Risk Data Silos Still Cause Issues, Survey Finds
Risk departments are becoming bigger on both the buy- and sell-sides. That much is inarguable, and although they were once the black sheep of the budgetary program, that too is beginning to change as their function within investment firms becomes more centralized at all levels. A recent survey of ten tier one and two multinational banks across Europe by IDC Financial Insights, consolidated into a paper produced with Sybase, though, has found that although risk is increasing in importance, problems remain on a technological level with increasing its efficiency.

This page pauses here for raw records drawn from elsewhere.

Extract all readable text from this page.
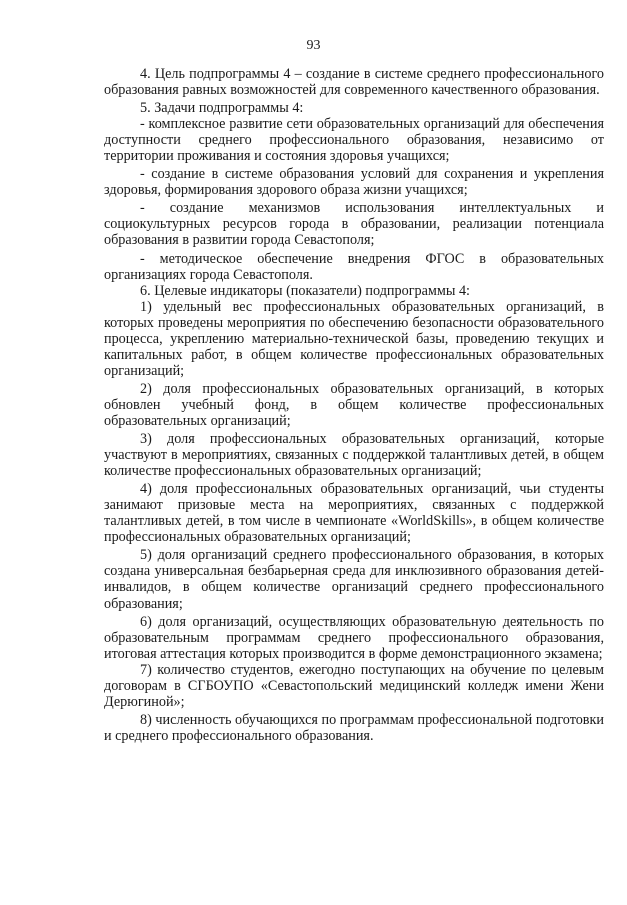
93

4. Цель подпрограммы 4 – создание в системе среднего профессионального образования равных возможностей для современного качественного образования.

5. Задачи подпрограммы 4:

- комплексное развитие сети образовательных организаций для обеспечения доступности среднего профессионального образования, независимо от территории проживания и состояния здоровья учащихся;

- создание в системе образования условий для сохранения и укрепления здоровья, формирования здорового образа жизни учащихся;

- создание механизмов использования интеллектуальных и социокультурных ресурсов города в образовании, реализации потенциала образования в развитии города Севастополя;

- методическое обеспечение внедрения ФГОС в образовательных организациях города Севастополя.

6. Целевые индикаторы (показатели) подпрограммы 4:

1) удельный вес профессиональных образовательных организаций, в которых проведены мероприятия по обеспечению безопасности образовательного процесса, укреплению материально-технической базы, проведению текущих и капитальных работ, в общем количестве профессиональных образовательных организаций;

2) доля профессиональных образовательных организаций, в которых обновлен учебный фонд, в общем количестве профессиональных образовательных организаций;

3) доля профессиональных образовательных организаций, которые участвуют в мероприятиях, связанных с поддержкой талантливых детей, в общем количестве профессиональных образовательных организаций;

4) доля профессиональных образовательных организаций, чьи студенты занимают призовые места на мероприятиях, связанных с поддержкой талантливых детей, в том числе в чемпионате «WorldSkills», в общем количестве профессиональных образовательных организаций;

5) доля организаций среднего профессионального образования, в которых создана универсальная безбарьерная среда для инклюзивного образования детей-инвалидов, в общем количестве организаций среднего профессионального образования;

6) доля организаций, осуществляющих образовательную деятельность по образовательным программам среднего профессионального образования, итоговая аттестация которых производится в форме демонстрационного экзамена;

7) количество студентов, ежегодно поступающих на обучение по целевым договорам в СГБОУПО «Севастопольский медицинский колледж имени Жени Дерюгиной»;

8) численность обучающихся по программам профессиональной подготовки и среднего профессионального образования.
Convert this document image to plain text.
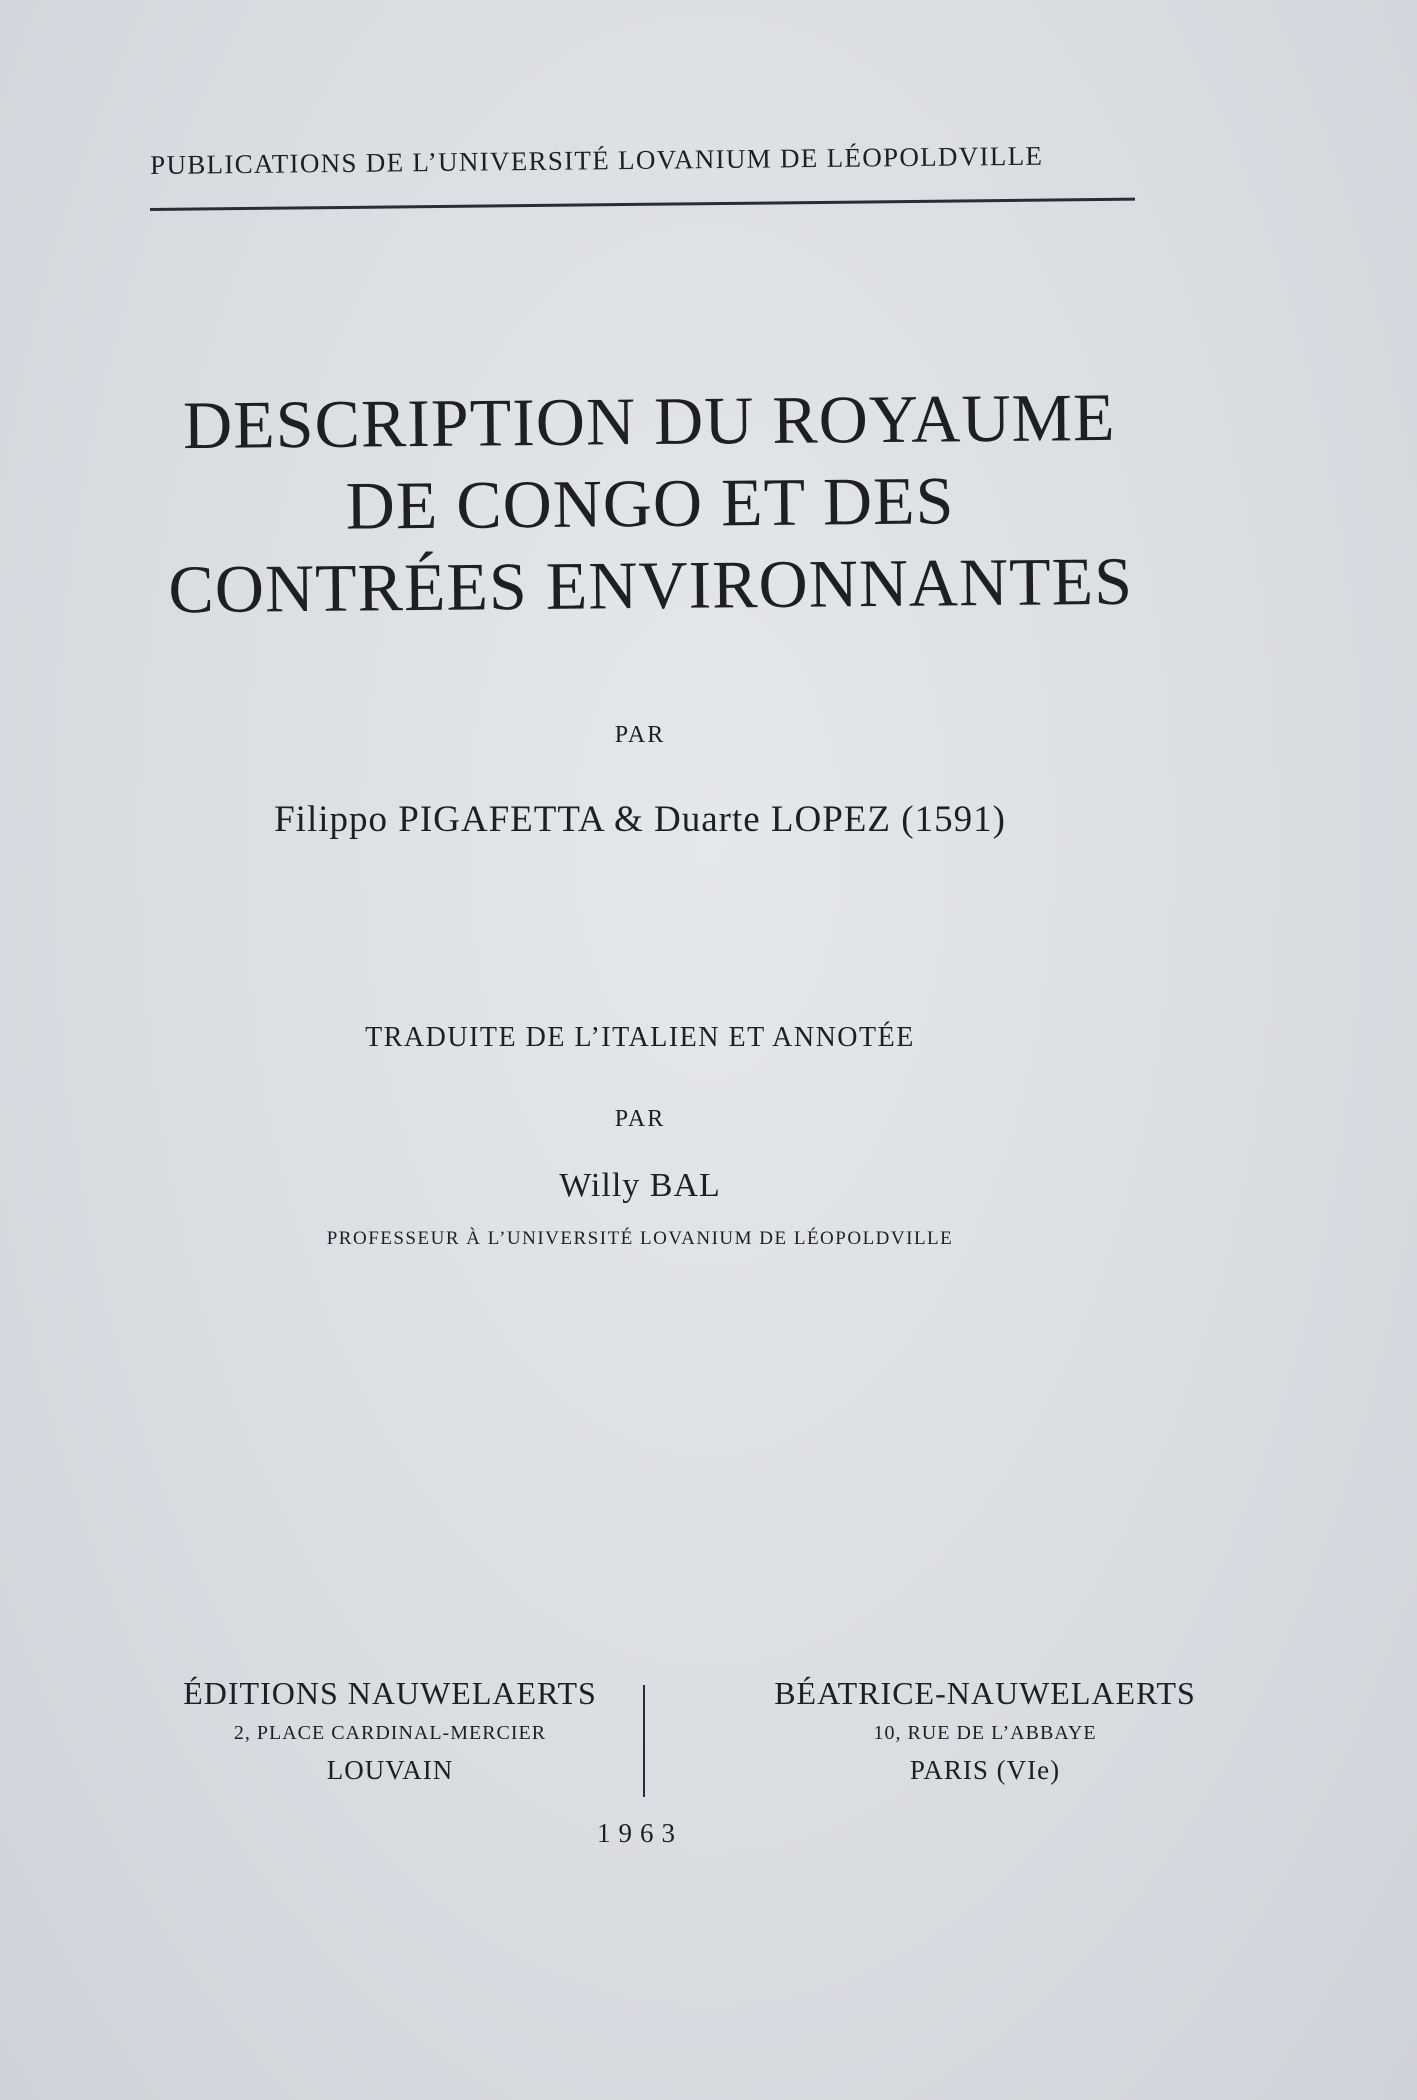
PUBLICATIONS DE L’UNIVERSITÉ LOVANIUM DE LÉOPOLDVILLE
DESCRIPTION DU ROYAUME
DE CONGO ET DES
CONTRÉES ENVIRONNANTES
PAR
Filippo PIGAFETTA & Duarte LOPEZ (1591)
TRADUITE DE L’ITALIEN ET ANNOTÉE
PAR
Willy BAL
PROFESSEUR À L’UNIVERSITÉ LOVANIUM DE LÉOPOLDVILLE
ÉDITIONS NAUWELAERTS
2, PLACE CARDINAL-MERCIER
LOUVAIN
BÉATRICE-NAUWELAERTS
10, RUE DE L’ABBAYE
PARIS (VIe)
1963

"One of the things that was brought out [of the whitepaper - Living Up To Expectations: Risk Management Battles to 'Earn It's Spurs' In Driving Captial Optimisation] is that a lot of organizations feel that while they have, within line-of-business or within function-level, a good or reasonable capability to analyze data, they don't necessarily make the best use of that risk data or analytics at the Enterprise level," says Stuart Grant, EMEA business development manager at Sybase. "It's certainly one of the challenges that we're seeing on a day-to-day basis; organizations are struggling to be able to take the granular-level information that's being generated at branch or desk level, and making that available to a head of business or group environment."
Up and Across
With risk officers now sitting at the C-level and in board rooms, however, access to granular data is becoming ever-more important in the modern financial services landscape. Regulatory requirements have been a prominent driver, of course, but the events of the financial crisis and frequent firm collapses have also demonstrated the importance of being able to see holistically across business lines.
"There's a legacy of the last 10 to 20 years, which has caused organizations to aggregate information up, and do that in a once-per-day process, by pushing up summary information," explains Grant. "The report finds out what chief risk officers (CROs) are starting to establish as new processes and new controls within their organizations, this ability to navigate from a group-level position to more granular information. They want to do it, but don't necessarily understand the technology challenges that are preventing them from getting to that."
Moving On
Part of the technology challenge, particularly on the part of major sell-side institutions, comes from the way in which these companies have competed with one another over the past few decades. It's not an unfamiliar argument to anyone who follows the financial services IT sector with any regularity.
"The way they've maintained competitive advantage over their peers in the past has been to develop a lot of this technology in-house," says Grant. "This is where the problem resides. The business will come along and say that they want to see across that line, or geography, at a very granular level, but you have lots of custom development that's been undertaken within the organization which doesn't talk to other areas. And so, firms are faced with having to unwind that period of custom development to achieve the next step forward. This is where a lot of the issue arises from, the business asks for something and they'll be told by technology that it requires too high a budget, or will take too long to implement, purely because they have this mish-mash of custom development and they'll be looking to build on top of it rather than use standardized technology, which is available now."
The need to protect existing investment, of course, is a strong one. The whitepaper produced by Sybase and IDC concludes with the idea that although many risk managers believe that they're in a far better place, in terms of data management and analysis, than they were in the past few years, there are hindrances. Rip-and-replace tech projects are time-consuming and expensive to undertake, and consolidation is often a preferred approach, particularly when an organization may have 20 different risk management systems operating across divisions.
Forward Pressure
The more successful projects, Grant says, are those where risk is increasingly more integrated with the front-office staff. The trading floor is where investment has historically gone, and that mindset still exists, even if it is changing. If a CRO can demonstrate, effectively, a business case for a large-scale risk data project across an enterprise, and how it will deliver real benefit to the profit-making engines, then naturally they will enjoy more success.
"Everyone has a slightly different view on how to run their business and the value that risk has in improving their day-to-day processes," says Grant. "But, certainly, where risk has heavy involvement, and there's proactive engagement from the front office to the risk environment, that's where it becomes easier to justify the business case. You have a direct impact on the front office capabilities, then."
The Bottom Line
A potent cocktail of IT complexity arising from in-house developments and expensive replacement projects means that holistic data views across silos are not as simple as might be expected.
Although the technology exists to perform this task, CROs are still hindered by the need to produce immediate, short-term tactical business benefits when the real positives may be long-term in nature, in order to gain approval.
However, the increase in investment within risk departments, and their integration at the most senior levels of a business are encouraging signs. Risk is now a strategic partner, rather than a back-corner desk.